O autor da acção discorda, e pede «revista» do assim decidido, alegando que deveria ter sido aplicada, no caso, a teoria da degradação das formalidades essenciais em formalidades não essenciais [artigo 163º, nº5, alínea b), do CPA] e, por via disso, afastada a decisão de exclusão da sua proposta do procedimento de concurso por terem sido alcançados os objectivos subjacentes à exigência ínsita no artigo 68º, nº4 da Lei nº96/2015, de 17.08. Invoca, pois, e apenas, «erro de julgamento de direito» do acórdão recorrido.

Compulsados os autos, importa apreciar «preliminar e sumariamente», como compete a esta Formação, se estão verificados os «pressupostos» de admissibilidade do recurso de revista - referidos no citado artigo 150º do CPTA - ou seja, se está em causa uma questão que «pela sua relevância jurídica ou social» assume «importância fundamental», ou se a sua apreciação por este Supremo Tribunal é «claramente necessária para uma melhor aplicação do direito».

E, começando por este último, importa salientar que o dissenso nas decisões das duas instâncias encontra explicação na circunstância de as mesmas terem sido «intercaladas pelo acórdão de uniformização de jurisprudência» em cuja doutrina se louvou o aresto ora recorrido. Mas, a verdade é que a matéria de facto destes acórdãos - o ora recorrido e o uniformizador - não são exactamente iguais, e esta desigualdade é suficiente para «gerar a dúvida», legítima, sobre a aplicabilidade da argumentação jurídica, que fez vencimento no acórdão uniformizador, ao caso dos presentes autos.
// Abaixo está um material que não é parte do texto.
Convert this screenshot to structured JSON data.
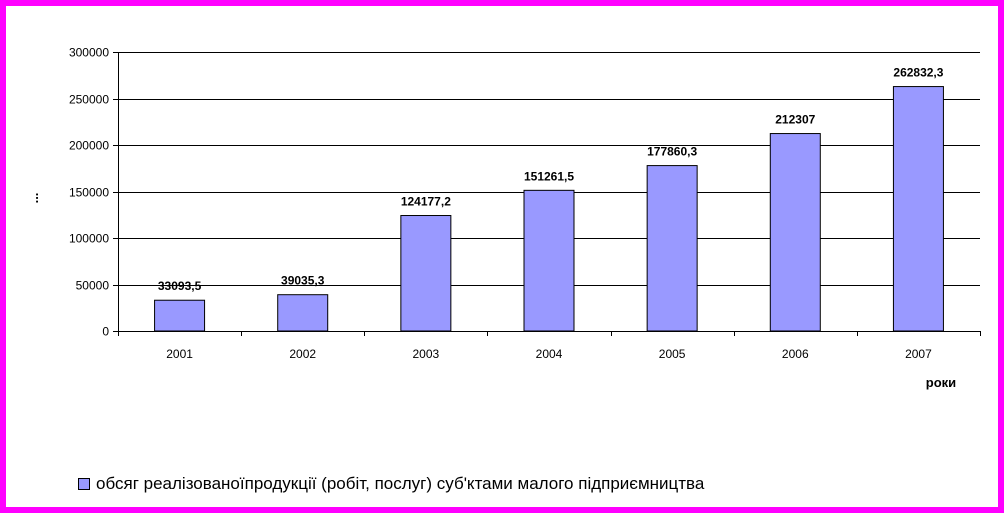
{
  "colors": {
    "border": "#ff00ff",
    "bar_fill": "#9999ff",
    "bar_stroke": "#000000",
    "grid": "#000000"
  },
  "chart_data": {
    "type": "bar",
    "categories": [
      "2001",
      "2002",
      "2003",
      "2004",
      "2005",
      "2006",
      "2007"
    ],
    "series": [
      {
        "name": "обсяг реалізованої продукції (робіт, послуг) суб'ктами малого підприємництва",
        "values": [
          33093.5,
          39035.3,
          124177.2,
          151261.5,
          177860.3,
          212307,
          262832.3
        ]
      }
    ],
    "data_labels": [
      "33093,5",
      "39035,3",
      "124177,2",
      "151261,5",
      "177860,3",
      "212307",
      "262832,3"
    ],
    "y_ticks": [
      "0",
      "50000",
      "100000",
      "150000",
      "200000",
      "250000",
      "300000"
    ],
    "ylim": [
      0,
      300000
    ],
    "xlabel": "роки",
    "ylabel": "...",
    "grid": true,
    "legend_position": "bottom-left"
  },
  "legend": {
    "label": "обсяг реалізованоїпродукції (робіт, послуг) суб'ктами малого підприємництва"
  }
}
A esta dúvida acresce a necessidade do máximo esclarecimento deste tipo de questões, que não só vêm dividindo a jurisprudência de tribunais superiores como vêm impondo a consagração de directrizes de comportamento às entidades envolvidas no universo amplo da contratação pública. E não sendo evidente a aplicabilidade, ao presente caso, da doutrina uniformizada, justifica-se também a admissão da revista em nome da clara relevância jurídica e social da questão ainda em litígio.

Assim, importa, neste caso, quebrar a regra da excepcionalidade do recurso de revista, e admitir o agora interposto por A………..

Nestes termos, e de harmonia com o disposto no artigo 150º do CPTA, acordam os juízes desta formação em admitir a revista.

Sem custas.

Lisboa, 21 de Abril de 2022. – José Veloso (relator) – Teresa de Sousa – Carlos Carvalho.